Hi Arun,
Please understand and do as Johnny advised, it will fix your problem. Thanks
On 03/27/2012 03:47 AM, arun kumar wrote:
sorry for not mentioning before that iam new to linux
i have full access to internet, this is an educational institution, every one have there seperate username and pasword for login... so i used the my username and password in the yum.conf file..
i tried from GUI also like
system->Administration-> software update ,then i got the folowing warning and error
Software Update Viewer is running as a privileged user Package management applications are security sensitive. Running graphical applications as a privileged user should be avoided for security reasons.
problem connecting to software source
i also tried system->Administration->Add/Remove software
iam not understanding what else to try
<snip>
If you do not have the Environment variable set for http_proxy, then curl will not work. This seems like your problem to me.
To see if you have http_proxy set as an environment variable, use this command:
env | grep -i http_proxy
You need to check the above variable for both your "root user" and your "local user" (local user's variables would be used if you are running yum with sudo or su root ... root user would be used if you did "su - root" or logged in directly as root.
If the result is in caps, like this:
HTTP_PROXY=http://my_username:mypassword@10.101.16.4:8080
Then curl might have an issue, so also add it in lower case like this:
http_proxy="http://my_username:mypassword@10.101.16.4:8080"
So, If you do not have a lower case "http_proxy=", then you would set it in your root's ".bash_profile" file and your local user's ".bash_profile" file. This is the line you would add to both users .bash_profile:
export http_proxy="http://my_username:mypassword@10.101.16.4:8080"
After making the change, log out and back in to have the variables take effect and then check them again with the grep command above ...

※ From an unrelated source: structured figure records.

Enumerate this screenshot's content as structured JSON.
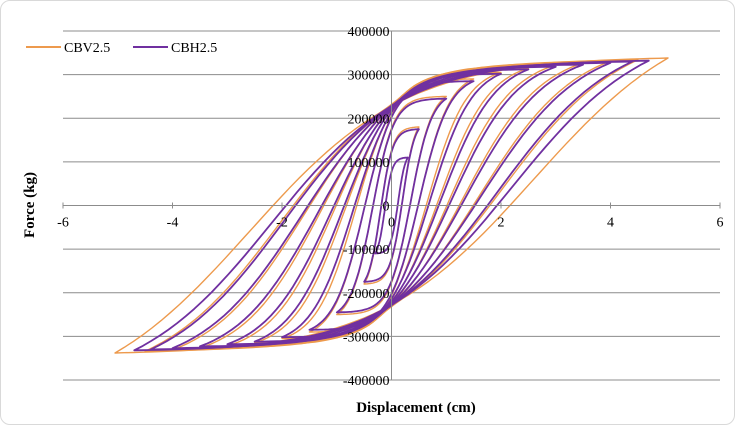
{
  "chart_data": {
    "type": "line",
    "xlabel": "Displacement (cm)",
    "ylabel": "Force (kg)",
    "xlim": [
      -6,
      6
    ],
    "ylim": [
      -400000,
      400000
    ],
    "x_ticks": [
      -6,
      -4,
      -2,
      0,
      2,
      4,
      6
    ],
    "y_ticks": [
      400000,
      300000,
      200000,
      100000,
      0,
      -100000,
      -200000,
      -300000,
      -400000
    ],
    "x_tick_labels": [
      "-6",
      "-4",
      "-2",
      "0",
      "2",
      "4",
      "6"
    ],
    "y_tick_labels": [
      "400000",
      "300000",
      "200000",
      "100000",
      "0",
      "-100000",
      "-200000",
      "-300000",
      "-400000"
    ],
    "grid": "horizontal",
    "legend_position": "top-left",
    "legend": [
      "CBV2.5",
      "CBH2.5"
    ],
    "series": [
      {
        "name": "CBV2.5",
        "color": "#ed9a4d",
        "loops": [
          {
            "amp": 0.5,
            "peak": 180000,
            "x0": 0.2
          },
          {
            "amp": 1.0,
            "peak": 250000,
            "x0": 0.35
          },
          {
            "amp": 1.5,
            "peak": 290000,
            "x0": 0.5
          },
          {
            "amp": 2.0,
            "peak": 305000,
            "x0": 0.65
          },
          {
            "amp": 2.5,
            "peak": 315000,
            "x0": 0.85
          },
          {
            "amp": 3.0,
            "peak": 322000,
            "x0": 1.05
          },
          {
            "amp": 3.5,
            "peak": 327000,
            "x0": 1.3
          },
          {
            "amp": 4.0,
            "peak": 331000,
            "x0": 1.6
          },
          {
            "amp": 4.5,
            "peak": 334000,
            "x0": 2.0
          },
          {
            "amp": 5.05,
            "peak": 338000,
            "x0": 2.6
          }
        ]
      },
      {
        "name": "CBH2.5",
        "color": "#7030a0",
        "loops": [
          {
            "amp": 0.3,
            "peak": 110000,
            "x0": 0.12
          },
          {
            "amp": 0.5,
            "peak": 175000,
            "x0": 0.2
          },
          {
            "amp": 1.0,
            "peak": 245000,
            "x0": 0.35
          },
          {
            "amp": 1.5,
            "peak": 285000,
            "x0": 0.5
          },
          {
            "amp": 2.0,
            "peak": 302000,
            "x0": 0.7
          },
          {
            "amp": 2.5,
            "peak": 312000,
            "x0": 0.9
          },
          {
            "amp": 3.0,
            "peak": 318000,
            "x0": 1.1
          },
          {
            "amp": 3.5,
            "peak": 323000,
            "x0": 1.35
          },
          {
            "amp": 4.0,
            "peak": 327000,
            "x0": 1.65
          },
          {
            "amp": 4.4,
            "peak": 330000,
            "x0": 1.95
          },
          {
            "amp": 4.7,
            "peak": 332000,
            "x0": 2.2
          }
        ]
      }
    ]
  }
}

Once you have the correct lower case variable set for "http_proxy=" for both your normal local user and for root, you should be able to use yum and curl.
<snip>
If the proxy server requires a username and password, add these to the URL. To include the username |yum-user| and the password |qwerty|, add these settings:
|# The Web proxy server, with the username and password for this account http_proxy="http://yum-user:qwerty@mycache.mydomain.com:3128" export http_proxy|
*Example 5. Profile Settings for a Secured Proxy Server*
[Note] The |http_proxy| Environment Variable
The |http_proxy| environment variable is also used by |curl| and other utilities. Although |yum| itself may use |http_proxy| in either upper-case or lower-case, |curl| requires the name of the variable to be in lower-case.